A few hours later after he had met and greeted ladies from the DAR and  Mothers for Free Choice, the Vice President took him to the podium of the briefing room, adjusted the teleprompter, barked orders to her attending staff, and gave him a hug.  “Just read it, Joe, and don’t worry about a thing.”

So the President, feeling a bit dodgy after his early morning reveries about Betty Farmer and Father Murphy, couldn’t quite put his heart into the speech.  ‘War, assault, attack, irremediable damage, death, destruction, freedom, imperialism’ were just words with no meaning.  If it weren’t for those imagined days on Lower Broadway and idylls with sweet, luscious Betty Farmer, he could concentrate, put some oomph into his speech, really put the fear of God into that fascist autocrat in the Kremlin; but as it was he could have been reading pages from a car manual.

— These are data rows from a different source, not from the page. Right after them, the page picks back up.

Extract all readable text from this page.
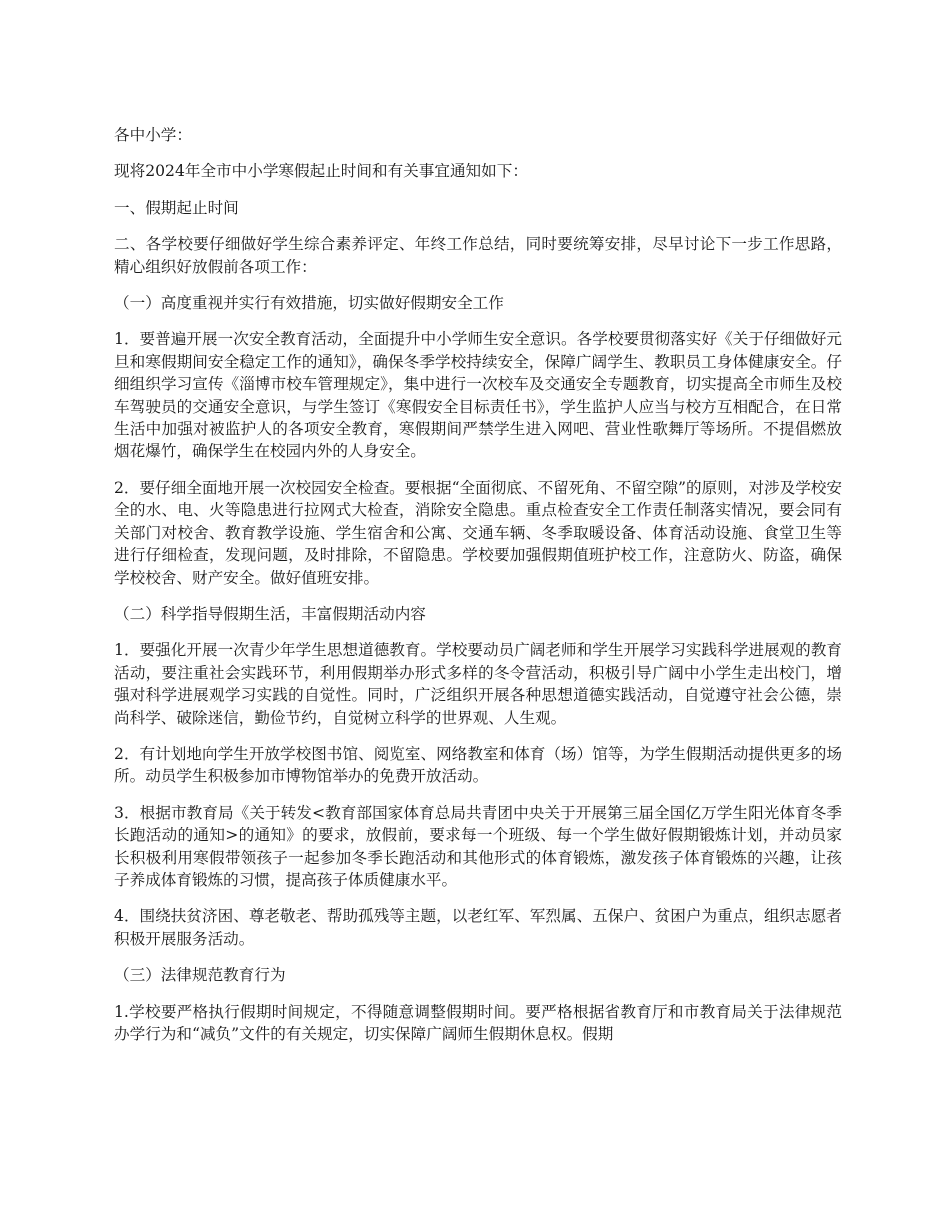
各中小学：

现将2024年全市中小学寒假起止时间和有关事宜通知如下：

一、假期起止时间

二、各学校要仔细做好学生综合素养评定、年终工作总结，同时要统筹安排，尽早讨论下一步工作思路，精心组织好放假前各项工作：

（一）高度重视并实行有效措施，切实做好假期安全工作

1．要普遍开展一次安全教育活动，全面提升中小学师生安全意识。各学校要贯彻落实好《关于仔细做好元旦和寒假期间安全稳定工作的通知》，确保冬季学校持续安全，保障广阔学生、教职员工身体健康安全。仔细组织学习宣传《淄博市校车管理规定》，集中进行一次校车及交通安全专题教育，切实提高全市师生及校车驾驶员的交通安全意识，与学生签订《寒假安全目标责任书》，学生监护人应当与校方互相配合，在日常生活中加强对被监护人的各项安全教育，寒假期间严禁学生进入网吧、营业性歌舞厅等场所。不提倡燃放烟花爆竹，确保学生在校园内外的人身安全。

2．要仔细全面地开展一次校园安全检查。要根据“全面彻底、不留死角、不留空隙”的原则，对涉及学校安全的水、电、火等隐患进行拉网式大检查，消除安全隐患。重点检查安全工作责任制落实情况，要会同有关部门对校舍、教育教学设施、学生宿舍和公寓、交通车辆、冬季取暖设备、体育活动设施、食堂卫生等进行仔细检查，发现问题，及时排除，不留隐患。学校要加强假期值班护校工作，注意防火、防盗，确保学校校舍、财产安全。做好值班安排。

（二）科学指导假期生活，丰富假期活动内容

1．要强化开展一次青少年学生思想道德教育。学校要动员广阔老师和学生开展学习实践科学进展观的教育活动，要注重社会实践环节，利用假期举办形式多样的冬令营活动，积极引导广阔中小学生走出校门，增强对科学进展观学习实践的自觉性。同时，广泛组织开展各种思想道德实践活动，自觉遵守社会公德，崇尚科学、破除迷信，勤俭节约，自觉树立科学的世界观、人生观。

2．有计划地向学生开放学校图书馆、阅览室、网络教室和体育（场）馆等，为学生假期活动提供更多的场所。动员学生积极参加市博物馆举办的免费开放活动。

3．根据市教育局《关于转发<教育部国家体育总局共青团中央关于开展第三届全国亿万学生阳光体育冬季长跑活动的通知>的通知》的要求，放假前，要求每一个班级、每一个学生做好假期锻炼计划，并动员家长积极利用寒假带领孩子一起参加冬季长跑活动和其他形式的体育锻炼，激发孩子体育锻炼的兴趣，让孩子养成体育锻炼的习惯，提高孩子体质健康水平。

4．围绕扶贫济困、尊老敬老、帮助孤残等主题，以老红军、军烈属、五保户、贫困户为重点，组织志愿者积极开展服务活动。

（三）法律规范教育行为

1.学校要严格执行假期时间规定，不得随意调整假期时间。要严格根据省教育厅和市教育局关于法律规范办学行为和“减负”文件的有关规定，切实保障广阔师生假期休息权。假期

“Thank you very much”, the President said after the teleprompter went dark, and turned towards the Vice President waiting in the wings; but no sooner had he started to step down from the podium, hands shot up in the press corps, and loud shouts of “Mr. President, Mr. President!!” came from all quarters, and questions were shouted out.  “Are there crack pipes in the smoking kits….Why the lip balm….Are the alcohol swabs related to intravenous injections…What about the Black community? etc.”

This had been one of the President’s worst weeks.  Inflation was at record levels, the bully in the Kremlin wouldn’t listen, robot dogs were attacking brown and black people on the border, and the worst imaginable uses of the smoking kits swirled around him. He couldn’t wait for the door to close on his bedroom for the night, and for Jill to welcome him into her warm bed. 

Once you get stuck in a quagmire, the more you struggle the more you sink.  So the more Jennifer Psaki snapped at reporters and the more the President kept saying, ‘Come on, man” while neither one of them made any sense, the nightmarish brouhaha they had created only made matters worse.  The President lurched this way and that, fumbling his prepared speeches, sending his Vice President, of all people, to Europe to talk Putin down, and looking dazed and confused from morning till night.

“Hang in there, Mr. President”, said an old friend from Delaware.  “It will soon be over”; and indeed it was.  Republicans were poised for a dramatic takeover of the House and Senate with significant majorities, and conservative Republicans were licking their chops at a White House win in 2024. “If only I had fucked Betty Farmer”, the President thought before turning off the light and snuggling up to his wife.